Kubernetes Cost Optimization
Reduce Kubernetes cluster costs without sacrificing reliability. Covers right-sizing pods, cluster autoscaler tuning, multi-tenancy, spot node pools, resource quotas, and the cost visibility tools purpose-built for Kubernetes.
Kubernetes makes it easy to deploy. It also makes it easy to waste money. Default resource requests are either too conservative (wasting capacity) or too generous (not enough headroom). Without active optimization, Kubernetes clusters run at 30-40% utilization while billing for 100%.
Resource Right-Sizing
The Problem
# Typical over-provisioned deployment
resources:
requests:
cpu: "1000m" # Requests 1 full CPU
memory: "2Gi" # Requests 2 GB RAM
limits:
cpu: "2000m"
memory: "4Gi"
# Actual usage (from metrics):
# CPU: avg 50m, p99 200m
# Memory: avg 256Mi, peak 512Mi
# Waste: 80% CPU, 75% memory
Right-Sized Configuration
resources:
requests:
cpu: "200m" # 2x P95 usage
memory: "512Mi" # 2x average usage
limits:
cpu: "500m" # 2.5x P99 usage
memory: "1Gi" # 2x peak usage
Automated Right-Sizing
# Vertical Pod Autoscaler (VPA)
apiVersion: autoscaling.k8s.io/v1
kind: VerticalPodAutoscaler
metadata:
name: order-service-vpa
spec:
targetRef:
apiVersion: apps/v1
kind: Deployment
name: order-service
updatePolicy:
updateMode: "Auto" # Automatically applies recommendations
resourcePolicy:
containerPolicies:
- containerName: order-service
minAllowed:
cpu: 50m
memory: 128Mi
maxAllowed:
cpu: 2000m
memory: 4Gi
Cluster Autoscaler Tuning
# Cluster autoscaler configuration
cluster-autoscaler:
scale-down-delay-after-add: 10m # Wait after scale-up before scaling down
scale-down-unneeded-time: 10m # Node must be unneeded for 10 min
scale-down-utilization-threshold: 0.5 # Scale down if < 50% utilized
max-graceful-termination-sec: 600 # Allow 10 min for pod eviction
skip-nodes-with-system-pods: true # Don't remove kube-system nodes
# Node group priorities
expander: priority # Prefer cheaper node types
priority-config: |
10:
- spot-pool # Prefer spot instances
50:
- on-demand-pool # Fall back to on-demand
Spot/Preemptible Node Pools
# Mixed node pool strategy
node-pools:
- name: system
instance-type: m5.large
type: on-demand
count: 3
taints: [CriticalAddonsOnly=true:NoSchedule]

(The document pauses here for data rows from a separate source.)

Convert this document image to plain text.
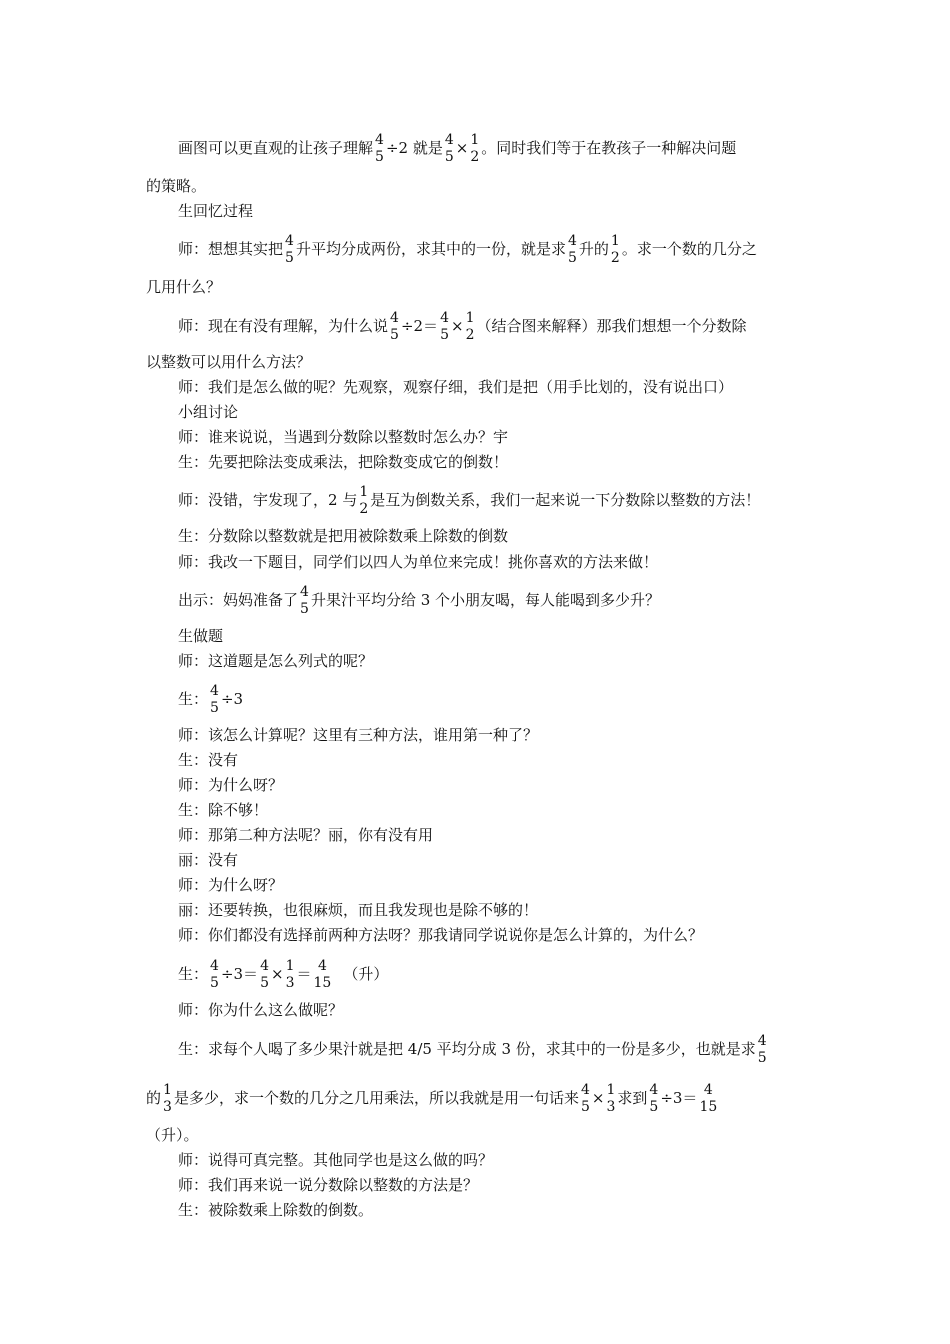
画图可以更直观的让孩子理解 4
5 ÷2 就是 4
5 × 1
2 。同时我们等于在教孩子一种解决问题
的策略。
生回忆过程
师：想想其实把 4
5 升平均分成两份，求其中的一份，就是求 4
5 升的 1
2 。求一个数的几分之
几用什么？
师：现在有没有理解，为什么说 4
5 ÷2＝ 4
5 × 1
2 （结合图来解释）那我们想想一个分数除
以整数可以用什么方法？
师：我们是怎么做的呢？先观察，观察仔细，我们是把（用手比划的，没有说出口）
小组讨论
师：谁来说说，当遇到分数除以整数时怎么办？宇
生：先要把除法变成乘法，把除数变成它的倒数！
师：没错，宇发现了，2 与 1
2 是互为倒数关系，我们一起来说一下分数除以整数的方法！
生：分数除以整数就是把用被除数乘上除数的倒数
师：我改一下题目，同学们以四人为单位来完成！挑你喜欢的方法来做！
出示：妈妈准备了 4
5 升果汁平均分给 3 个小朋友喝，每人能喝到多少升？
生做题
师：这道题是怎么列式的呢？
生： 4
5 ÷3
师：该怎么计算呢？这里有三种方法，谁用第一种了？
生：没有
师：为什么呀？
生：除不够！
师：那第二种方法呢？丽，你有没有用
丽：没有
师：为什么呀？
丽：还要转换，也很麻烦，而且我发现也是除不够的！
师：你们都没有选择前两种方法呀？那我请同学说说你是怎么计算的，为什么？
生： 4
5 ÷3＝ 4
5 × 1
3 ＝ 4
15 （升）
师：你为什么这么做呢？
生：求每个人喝了多少果汁就是把 4/5 平均分成 3 份，求其中的一份是多少，也就是求 4
5
的 1
3 是多少，求一个数的几分之几用乘法，所以我就是用一句话来 4
5 × 1
3 求到 4
5 ÷3＝ 4
15
（升）。
师：说得可真完整。其他同学也是这么做的吗？
师：我们再来说一说分数除以整数的方法是？
生：被除数乘上除数的倒数。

purpose: "Control plane, system workloads"
- name: workload-spot
instance-types: [m5.xlarge, m5a.xlarge, m5d.xlarge, m6i.xlarge]
type: spot
min: 2
max: 20
purpose: "Stateless workloads, workers"
- name: workload-ondemand
instance-type: m5.xlarge
type: on-demand
min: 2
max: 10
purpose: "Stateful workloads, databases"
Cost Visibility
Namespace-Level Cost Tracking
Namespace: order-team
CPU Requests: 8 cores ($350/month)
Memory Requests: 32 Gi ($200/month)
Storage: 500 Gi ($50/month)
Network Egress: 100 GB ($9/month)
Total: $609/month
Utilization: 45% CPU, 60% Memory
Potential savings: $250/month with right-sizing
Tools
| Tool | Type | Features |
|---|---|---|
| Kubecost | Open source | Real-time cost allocation, recommendations |
| OpenCost | CNCF project | Kubernetes cost monitoring standard |
| Spot.io | Commercial | Automated spot management |
| CAST AI | Commercial | Automated right-sizing and node optimization |
Anti-Patterns
| Anti-Pattern | Consequence | Fix |
|---|---|---|
| No resource requests | Scheduler cannot bin-pack, nodes underutilized | Set requests on every container |
| Requests == limits for CPU | No burst capacity, over-provisioned | CPU limits > requests (or no CPU limits) |
| One large node pool | Cannot mix spot and on-demand | Multiple pools by workload type |
| No namespace resource quotas | One team consumes all capacity | Enforce quotas per namespace |
| No cost visibility | Teams do not know their spend | Deploy Kubecost / OpenCost |
Kubernetes cost optimization is continuous. Set up visibility, right-size resources, use spot instances for stateless workloads, and review regularly.